A lot of homeowners are thinking about installing a solar power kit on their home to take advantage of the free energy, tax incentives, and clean conscience that they offer. But before you go out and purchase a system or call an installer, you need to think about where it will installed. This article will help you decide. These are the questions you should be asking yourself:
1. Where is the best access to sunshine? Solar panels in the Northern Hemisphere should face south, or as close to south as possible. Many people automatically assume that the array should go on the roof. But if your roof does not have a south-facing section, you may have to consider putting it on the ground or on an out-building such as a shed or a garage.

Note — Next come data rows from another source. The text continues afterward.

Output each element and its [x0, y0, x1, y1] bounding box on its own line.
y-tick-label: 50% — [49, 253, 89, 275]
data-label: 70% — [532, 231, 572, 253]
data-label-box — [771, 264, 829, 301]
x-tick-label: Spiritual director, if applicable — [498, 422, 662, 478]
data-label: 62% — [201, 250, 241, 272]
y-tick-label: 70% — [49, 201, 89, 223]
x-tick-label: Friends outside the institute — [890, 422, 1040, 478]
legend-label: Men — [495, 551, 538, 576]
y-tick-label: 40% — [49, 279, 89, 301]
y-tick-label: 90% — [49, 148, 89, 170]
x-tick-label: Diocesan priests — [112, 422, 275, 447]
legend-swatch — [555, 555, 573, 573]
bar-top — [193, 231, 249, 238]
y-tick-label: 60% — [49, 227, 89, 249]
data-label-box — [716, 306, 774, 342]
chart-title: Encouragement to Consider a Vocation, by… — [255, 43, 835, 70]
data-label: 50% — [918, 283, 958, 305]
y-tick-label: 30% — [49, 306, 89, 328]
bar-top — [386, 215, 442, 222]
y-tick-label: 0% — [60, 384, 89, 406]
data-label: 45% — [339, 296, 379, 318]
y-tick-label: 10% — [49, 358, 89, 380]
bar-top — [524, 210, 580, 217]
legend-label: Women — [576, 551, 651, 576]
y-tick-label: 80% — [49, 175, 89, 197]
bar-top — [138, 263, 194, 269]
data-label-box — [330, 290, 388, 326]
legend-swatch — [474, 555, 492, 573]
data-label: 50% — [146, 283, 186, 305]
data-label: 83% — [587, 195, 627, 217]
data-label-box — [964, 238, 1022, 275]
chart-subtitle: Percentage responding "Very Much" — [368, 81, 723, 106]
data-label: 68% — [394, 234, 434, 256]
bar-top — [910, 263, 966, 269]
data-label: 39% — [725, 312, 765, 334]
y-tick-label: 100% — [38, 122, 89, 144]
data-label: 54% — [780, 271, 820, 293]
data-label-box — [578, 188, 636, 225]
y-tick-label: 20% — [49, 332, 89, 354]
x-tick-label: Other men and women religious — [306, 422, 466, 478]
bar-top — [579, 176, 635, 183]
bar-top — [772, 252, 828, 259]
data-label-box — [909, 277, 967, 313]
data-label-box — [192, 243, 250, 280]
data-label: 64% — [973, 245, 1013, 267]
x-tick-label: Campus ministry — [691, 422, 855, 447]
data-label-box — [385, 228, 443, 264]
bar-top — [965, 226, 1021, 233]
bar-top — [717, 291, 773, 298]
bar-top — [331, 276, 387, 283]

2. How much shade will there be in this place? Shading will kill your panels' efficiency quicker than anything else. You'll have to consider your trees, your neighbors' trees, vents, air conditioning units, and any other obstructions that could shade your panels. And don't forget that the suns angle changes not only over the course of a day, but over the course of a year. The best tool to determine what kind of shading you will experience year-round is a Solar Pathfinder, which can be ordered at most online solar stores.
3. Will shading be a problem 10, 20, or 30 years from now? Solar panels can last anywhere from 20 to 50 years. So the system you install today will be there for a long time. Take a minute to think about how tall bushes and trees will be 30 years from now. Can you trim them? Will you want to?

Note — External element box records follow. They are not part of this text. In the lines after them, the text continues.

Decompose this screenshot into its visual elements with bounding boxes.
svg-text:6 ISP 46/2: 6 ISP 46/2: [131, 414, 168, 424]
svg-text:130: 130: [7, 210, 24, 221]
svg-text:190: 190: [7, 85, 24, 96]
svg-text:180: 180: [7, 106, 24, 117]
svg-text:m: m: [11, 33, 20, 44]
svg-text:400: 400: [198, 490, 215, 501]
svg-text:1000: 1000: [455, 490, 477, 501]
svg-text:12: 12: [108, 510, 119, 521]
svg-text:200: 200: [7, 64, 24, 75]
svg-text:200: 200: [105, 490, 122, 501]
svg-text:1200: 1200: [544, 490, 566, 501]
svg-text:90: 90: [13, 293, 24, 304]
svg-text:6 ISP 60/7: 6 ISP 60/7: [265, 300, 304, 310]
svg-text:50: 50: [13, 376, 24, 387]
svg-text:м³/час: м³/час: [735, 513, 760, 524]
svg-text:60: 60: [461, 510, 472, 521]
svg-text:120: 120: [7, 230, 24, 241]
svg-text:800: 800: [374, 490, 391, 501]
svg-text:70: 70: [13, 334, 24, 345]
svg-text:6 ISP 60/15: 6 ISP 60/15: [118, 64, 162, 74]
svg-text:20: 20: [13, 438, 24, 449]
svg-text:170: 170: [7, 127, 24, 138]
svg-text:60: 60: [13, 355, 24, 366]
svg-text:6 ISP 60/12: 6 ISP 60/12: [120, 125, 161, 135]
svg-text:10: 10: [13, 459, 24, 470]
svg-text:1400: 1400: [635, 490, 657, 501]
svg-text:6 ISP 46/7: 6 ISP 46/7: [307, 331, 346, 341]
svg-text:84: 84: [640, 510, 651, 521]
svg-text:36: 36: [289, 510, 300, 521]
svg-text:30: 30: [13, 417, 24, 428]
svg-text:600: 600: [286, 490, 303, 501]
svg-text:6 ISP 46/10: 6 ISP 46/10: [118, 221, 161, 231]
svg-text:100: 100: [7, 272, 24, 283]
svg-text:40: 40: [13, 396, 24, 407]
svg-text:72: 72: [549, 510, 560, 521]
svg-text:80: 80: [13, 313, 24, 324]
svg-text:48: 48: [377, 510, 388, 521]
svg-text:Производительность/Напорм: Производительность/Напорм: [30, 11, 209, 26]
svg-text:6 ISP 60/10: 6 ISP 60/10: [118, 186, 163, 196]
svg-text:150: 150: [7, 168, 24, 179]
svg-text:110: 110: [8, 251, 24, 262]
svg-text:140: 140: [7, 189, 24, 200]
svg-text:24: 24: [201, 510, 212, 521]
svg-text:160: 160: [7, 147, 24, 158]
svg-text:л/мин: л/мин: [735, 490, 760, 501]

4. Will I need to access them to remove snow and/or clean them? Homeowners in areas prone to snow, dirty rain, or heavy dust may need to occasionally clean the panels. If they are on a roof this may be dangerous and inconvenient. Usually solar panels are placed at an angle near 45 degrees, so they tend to 'clean' themselves. Often cleaning simply involves a garden hose or a long handled broom.
5. How much room do I need for the system? The most common panels take about one square foot of space for every 10 watts they produce. For example, if you decided that you wanted about 3,000 watts for your home, you would divide 3,000 W by 10, for 300 sq.ft. This is about 17 by 17 feet square. You'll also need about a 3' by 3' area on the wall near your electric meter to install the necessary components. If you are considering a battery bank for the system, you'll need an area about the size and shape of a large chest freezer to store them.

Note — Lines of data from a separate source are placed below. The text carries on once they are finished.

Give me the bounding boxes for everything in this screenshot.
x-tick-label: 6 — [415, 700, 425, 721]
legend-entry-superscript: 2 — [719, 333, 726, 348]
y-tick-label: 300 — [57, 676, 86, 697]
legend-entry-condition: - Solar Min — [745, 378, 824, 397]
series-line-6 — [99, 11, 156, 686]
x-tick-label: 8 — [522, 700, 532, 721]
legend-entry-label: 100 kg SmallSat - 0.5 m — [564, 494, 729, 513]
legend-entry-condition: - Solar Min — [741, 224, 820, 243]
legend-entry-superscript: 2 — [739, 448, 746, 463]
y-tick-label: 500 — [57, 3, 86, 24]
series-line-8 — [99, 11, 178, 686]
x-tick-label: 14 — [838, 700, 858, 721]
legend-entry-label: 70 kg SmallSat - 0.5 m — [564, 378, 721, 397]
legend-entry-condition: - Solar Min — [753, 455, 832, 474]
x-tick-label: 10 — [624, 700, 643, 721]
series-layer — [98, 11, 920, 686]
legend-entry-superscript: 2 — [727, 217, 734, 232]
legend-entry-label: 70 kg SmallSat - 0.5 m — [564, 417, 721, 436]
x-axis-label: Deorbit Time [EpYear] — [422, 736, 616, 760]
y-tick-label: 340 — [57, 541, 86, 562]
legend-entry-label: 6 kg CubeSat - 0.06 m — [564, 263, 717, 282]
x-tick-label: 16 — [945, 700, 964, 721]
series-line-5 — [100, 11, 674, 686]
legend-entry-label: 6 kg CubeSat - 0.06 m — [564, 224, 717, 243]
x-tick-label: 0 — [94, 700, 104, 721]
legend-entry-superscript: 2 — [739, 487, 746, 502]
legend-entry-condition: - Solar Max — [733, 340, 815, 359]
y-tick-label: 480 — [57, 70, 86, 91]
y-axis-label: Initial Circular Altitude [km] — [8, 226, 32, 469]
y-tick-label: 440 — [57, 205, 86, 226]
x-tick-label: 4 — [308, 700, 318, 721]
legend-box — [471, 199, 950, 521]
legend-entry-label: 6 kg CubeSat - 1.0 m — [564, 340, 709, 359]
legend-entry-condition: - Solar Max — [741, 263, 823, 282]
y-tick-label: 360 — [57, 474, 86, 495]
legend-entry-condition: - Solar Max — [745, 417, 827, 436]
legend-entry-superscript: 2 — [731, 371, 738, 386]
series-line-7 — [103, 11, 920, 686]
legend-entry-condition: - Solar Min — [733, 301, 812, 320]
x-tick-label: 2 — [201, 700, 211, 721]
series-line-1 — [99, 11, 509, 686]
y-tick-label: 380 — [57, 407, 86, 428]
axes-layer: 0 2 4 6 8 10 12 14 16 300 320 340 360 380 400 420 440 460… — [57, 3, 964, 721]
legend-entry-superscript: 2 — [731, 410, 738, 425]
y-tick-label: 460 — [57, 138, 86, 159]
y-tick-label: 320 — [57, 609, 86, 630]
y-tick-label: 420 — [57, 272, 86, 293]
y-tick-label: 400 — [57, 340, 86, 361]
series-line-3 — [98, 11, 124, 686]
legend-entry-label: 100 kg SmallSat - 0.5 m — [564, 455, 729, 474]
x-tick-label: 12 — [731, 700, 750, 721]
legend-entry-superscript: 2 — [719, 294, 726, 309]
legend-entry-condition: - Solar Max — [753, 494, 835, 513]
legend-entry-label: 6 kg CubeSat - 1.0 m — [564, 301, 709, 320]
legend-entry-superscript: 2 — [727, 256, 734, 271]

6. Will I be able to adjust them as the sun angle changes? As the seasons change, so does the angle of the sun. The optimal angle for the panels is at a 90-degree angle to the sun. The more adjustable the panels are, the more energy they will produce. Tracking systems will follow the sun across the sky at any angle. For those not wanting to change the angle of their system, the system should be place at an angle equal to their latitude. So someone living in Spokane, Washington, which is at 48 degrees latitude, would place their panels at 48 degrees from horizontal.
7. Is it close to my power needs? Solar units produce direct current (DC) power, which is notorious for line loss, which means the farther is has to travel, the more power it loses. The way to offset this loss is to use larger, and more expensive, wire to transport this energy. So, the farther away from the home equals greater installation cost.
8. How will this affect my neighbors? Solar arrays obviously collect sunlight, and therefore cast a shadow. Will this shade your neighbor's award winning tomatoes? Will the panels block their satellite dish? Installing solar is at least partially about being a good citizen, both locally and globally.
9. What are the local zoning codes and covenants? Although most municipalities are 'greening' their codes to allow for renewable energy systems, they all have restrictions on height and proximity to property lines that systems can be built. A visit to the local permitting office is usually worthwhile. Try to talk to someone with the most authority on the matter (usually a Planning Director or Compliance Officer) so you avoid the whole 'but the lady at the counter said it was ok!' conversation down the road.
10. Can I do this myself? With proper planning and education, the kits offered today make it easier than ever for do-it-yourself homeowners to install solar. However, you should always obtain the proper permits (this process will tell if you're even allowed to put it up yourself) before you start the work. You should also always have a licensed and insured (and preferably Master) Electrician do the final connections and testing on your system. And remember, working in high places can be dangerous, so always use proper safety equipment.